Private, for-profit insurers could sell this insurance if they wanted. The problem is that rating the risk of a once-in-a-century or even once in-a-millennium event is difficult and requires a huge pool of capital held in reserve to cover benefits that may be due tomorrow or in the year 2805.
Socializing these risks makes sense, and so does trying to minimize them with building codes that discourage building in some areas and require mitigating designs (like putting the first floor 15 feet above sea level). Individual policies for flood insurance, which many people must now rely on for health care coverage, would be like selling insurance for kindergarten in case of pregnancy or prosecution insurance in case you are a crime victim.
Congress is so generous in its subsidies for property that the public option for flood insurance even covers property built in flood prone areas. And you can literally buy insurance on the day of a flood in some cases, and 1 day before in others.

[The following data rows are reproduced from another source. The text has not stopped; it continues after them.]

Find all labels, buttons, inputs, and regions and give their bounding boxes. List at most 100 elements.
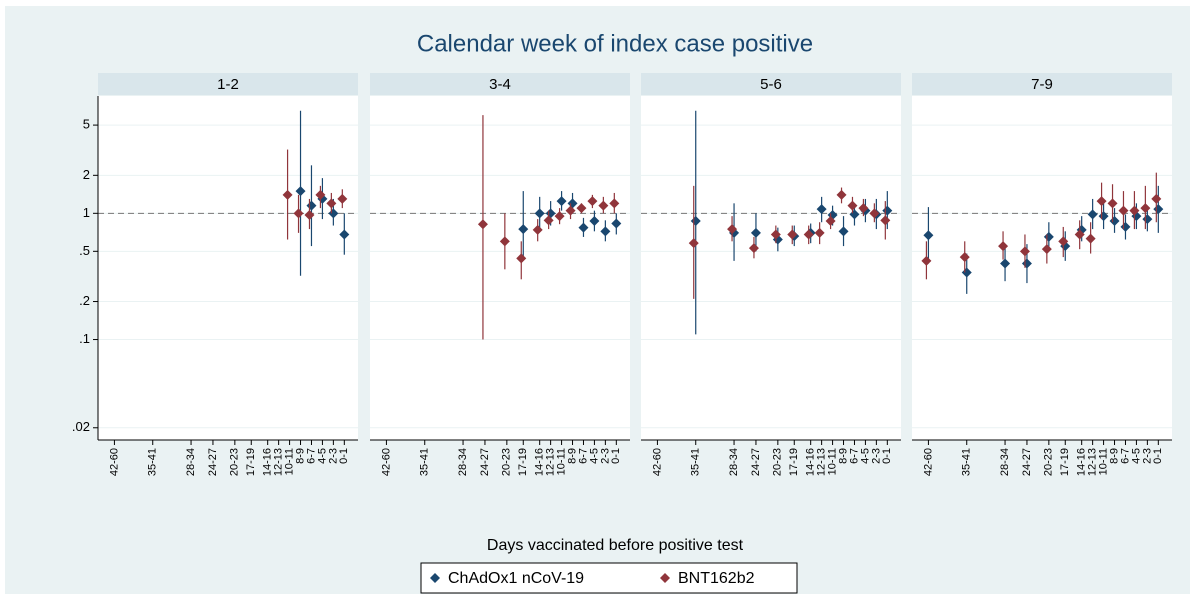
x-tick-label: 24-27 [479,448,491,476]
facet-title: 7-9 [1031,76,1053,93]
point [516,253,527,264]
x-tick-label: 17-19 [245,448,257,476]
x-tick-label: 12-13 [545,448,557,476]
x-tick-label: 0-1 [1152,448,1164,464]
x-tick-label: 35-41 [961,448,973,476]
x-tick-label: 28-34 [728,448,740,476]
y-tick-label: .1 [79,331,90,346]
x-tick-label: 4-5 [316,448,328,464]
x-tick-label: 12-13 [816,448,828,476]
x-tick-label: 4-5 [859,448,871,464]
point [869,208,880,219]
point [1019,246,1030,257]
point [600,226,611,237]
plot-area [98,96,358,440]
x-tick-label: 2-3 [1141,448,1153,464]
y-tick-label: 2 [83,167,90,182]
x-tick-label: 10-11 [555,448,567,475]
point [578,222,589,233]
x-tick-label: 6-7 [1119,448,1131,464]
facet-header [912,73,1172,95]
x-tick-label: 20-23 [772,448,784,476]
x-tick-label: 17-19 [1059,448,1071,476]
point [477,219,488,230]
facet-title: 5-6 [760,76,782,93]
x-tick-label: 6-7 [305,448,317,464]
point [1058,236,1069,247]
x-tick-label: 17-19 [517,448,529,476]
point [337,193,348,204]
x-tick-label: 28-34 [185,448,197,476]
y-tick-label: 5 [83,117,90,132]
plot-area [641,96,901,440]
point [1096,196,1107,207]
y-tick-label: .02 [72,419,90,434]
x-tick-label: 20-23 [501,448,513,476]
x-tick-label: 17-19 [788,448,800,476]
x-tick-label: 10-11 [1097,448,1109,475]
point [727,224,738,235]
point [816,204,827,215]
point [598,200,609,211]
x-tick-label: 14-16 [262,448,274,476]
facet-title: 3-4 [489,76,511,93]
y-tick-label: 1 [83,205,90,220]
point [770,229,781,240]
point [1118,205,1129,216]
x-tick-label: 14-16 [534,448,546,476]
point [543,215,554,226]
point [959,252,970,263]
point [282,189,293,200]
x-tick-label: 35-41 [690,448,702,476]
x-tick-label: 2-3 [327,448,339,464]
x-tick-label: 2-3 [870,448,882,464]
point [1000,258,1011,269]
point [315,189,326,200]
x-tick-label: 42-60 [651,448,663,476]
point [587,196,598,207]
point [534,208,545,219]
point [611,218,622,229]
x-tick-label: 28-34 [457,448,469,476]
plot-area [370,96,630,440]
facet-header [641,73,901,95]
point [295,186,306,197]
plot-area [912,96,1172,440]
x-tick-label: 14-16 [1076,448,1088,476]
facet-header [98,73,358,95]
point [787,229,798,240]
point [1041,244,1052,255]
point [688,238,699,249]
point [565,205,576,216]
x-tick-label: 8-9 [566,448,578,464]
x-tick-label: 42-60 [108,448,120,476]
y-tick-label: .5 [79,243,90,258]
x-tick-label: 24-27 [1021,448,1033,476]
point [532,224,543,235]
x-tick-label: 12-13 [273,448,285,476]
point [748,243,759,254]
legend-label: ChAdOx1 nCoV-19 [448,570,584,587]
point [998,241,1009,252]
legend-marker [430,573,440,583]
point [556,196,567,207]
chart-title: Calendar week of index case positive [417,30,813,57]
legend-marker [660,573,670,583]
point [609,198,620,209]
point [293,208,304,219]
x-tick-label: 12-13 [1087,448,1099,476]
point [1074,229,1085,240]
point [921,255,932,266]
point [1140,203,1151,214]
facet-title: 1-2 [217,76,239,93]
point [499,236,510,247]
point [326,198,337,209]
x-tick-label: 0-1 [610,448,622,464]
x-tick-label: 4-5 [588,448,600,464]
point [589,215,600,226]
point [304,209,315,220]
x-tick-label: 0-1 [338,448,350,464]
x-tick-label: 0-1 [881,448,893,464]
point [880,215,891,226]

Along the Gulf Coast, on the barrier islands on the Atlantic, in below-water expanses behind river levees and in desert communities plagued by flash floods, our federal government is there using tax dollars to help take care of damaged property.

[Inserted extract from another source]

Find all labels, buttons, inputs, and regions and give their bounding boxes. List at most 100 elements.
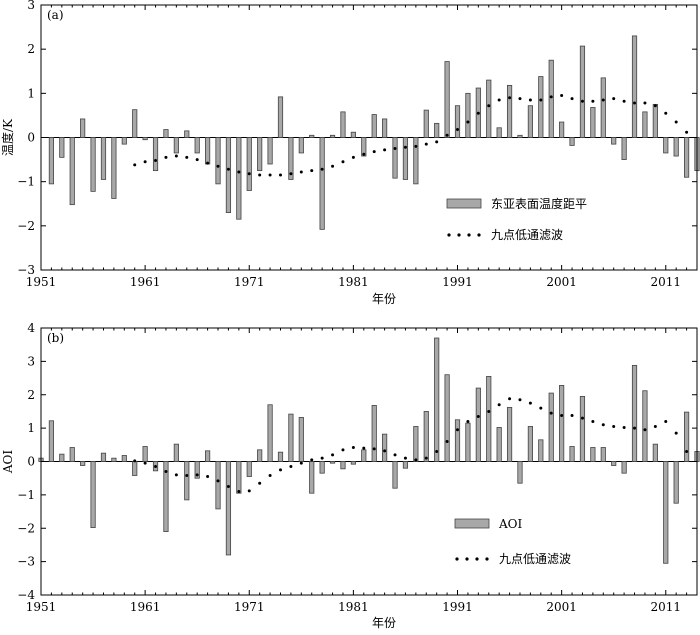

But people? Providing a public option so people can buy health insurance through the federal government is "socialism," according to Senator John Kyl, the Republican senator from Arizona, a desert state where flash floods are as permanent a feature of reality as sickness and injury. Will someone ask Kyl why he favors what he calls socialist policies for property, but not people?

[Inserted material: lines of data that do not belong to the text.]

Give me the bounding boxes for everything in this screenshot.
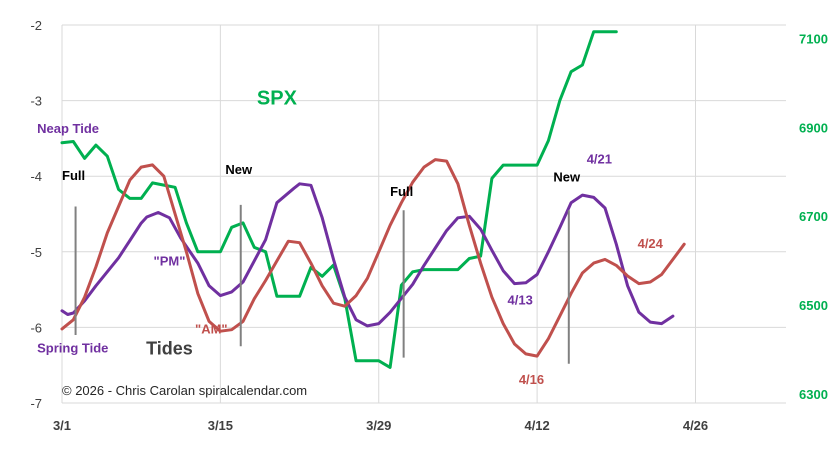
annotation-label: Spring Tide — [37, 340, 108, 355]
annotation-label: 4/24 — [638, 236, 664, 251]
annotation-label: 4/21 — [587, 151, 612, 166]
annotation-label: Tides — [146, 339, 193, 359]
y-left-tick-label: -6 — [30, 320, 42, 335]
moon-phase-label: New — [553, 169, 581, 184]
y-left-tick-label: -7 — [30, 396, 42, 411]
x-tick-label: 3/15 — [208, 418, 233, 433]
axes: 3/1 3/15 3/29 4/12 4/26 -2 -3 -4 -5 -6 -7 6300 6500 6… — [30, 18, 827, 433]
annotation-label: Neap Tide — [37, 121, 99, 136]
x-tick-label: 4/12 — [524, 418, 549, 433]
series-line-am — [60, 158, 686, 358]
y-right-tick-label: 6500 — [799, 298, 828, 313]
y-left-tick-label: -2 — [30, 18, 42, 33]
series-line-spx — [60, 30, 618, 369]
x-tick-label: 3/29 — [366, 418, 391, 433]
annotation-label: 4/16 — [519, 372, 544, 387]
copyright-footer: © 2026 - Chris Carolan spiralcalendar.co… — [62, 383, 307, 398]
y-left-tick-label: -4 — [30, 169, 42, 184]
x-tick-label: 4/26 — [683, 418, 708, 433]
y-left-tick-label: -5 — [30, 245, 42, 260]
moon-phase-label: Full — [390, 184, 413, 199]
y-left-tick-label: -3 — [30, 94, 42, 109]
annotation-label: "PM" — [154, 253, 186, 268]
moon-phase-label: Full — [62, 168, 85, 183]
moon-phase-markers: Full New Full New — [62, 162, 581, 364]
series-line-pm — [60, 182, 675, 328]
annotation-label: SPX — [257, 87, 298, 109]
y-right-tick-label: 6900 — [799, 120, 828, 135]
annotation-label: "AM" — [195, 321, 228, 336]
y-right-tick-label: 6300 — [799, 387, 828, 402]
annotations: SPX Neap Tide Spring Tide Tides "PM" "AM" 4/13… — [37, 87, 664, 387]
annotation-label: 4/13 — [508, 293, 533, 308]
y-right-tick-label: 6700 — [799, 209, 828, 224]
gridlines — [61, 24, 786, 404]
series-lines — [60, 30, 686, 369]
moon-phase-label: New — [225, 162, 253, 177]
x-tick-label: 3/1 — [53, 418, 71, 433]
y-right-tick-label: 7100 — [799, 31, 828, 46]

And what about the denial of coverage you paid for, which so enraged Lott that he filed a lawsuit against his insurer, State Farm? Lott, like others, was told that their policies would cover the modest damage like broken windows and torn roofs caused by the hurricane's winds, but not the surge of storm waters, even though the wind drove those waters into Lott's living room.
Health insurance companies have found more than 1,400 reasons they can retroactively take away health insurance benefits from people, Congressional investigators found after digging through the fine print of insurance contracts. (You, of course, have read and understand every word in your health insurance contract, right?) A woman who had acne was denied breast cancer coverage, for example, though she later got her coverage restored.
And health insurance companies have become masters at digging up excuses to rescind policies, as shown by the recent hearings held by Representative Henry Waxman, who chairs the House subcommittee on Oversight and Investigations.
For-profit health insurers literally reward doctors who deny costly care to people, making corporate-run death panels a lucrative enterprise. As recounted in my book FREE LUNCH, Dr. Linda Peeno denied a heart transplant to a man she never met even though she was certain it would cause him to die. She did so in Kentucky, where she had a medical license, by stamping "denied" on a form even though the man was in California, where she was not licensed. Humana, one of the biggest for-profit health insurers, rewarded her and Dr. Peeneo got a conscience that caused her to stop that work and start working to end such abominations.
We have elevated property above human lives. That members of Congress who frequently proclaim their religious faith and cite the Bible as their guide would put property above people suggests they need to actually read the texts they claim guide them. Neither Jesus nor the Old Testament prophets ever put property first. They did however denounce those who did, labeling their deeds with a simple word: evil.
Two standards, separate and unequal, for the health of property and the health of people, are un-American. This bias in favor of property over people should be ended with all deliberate speed by raising the standard for people to that of property. A public option would be one small step in that direction.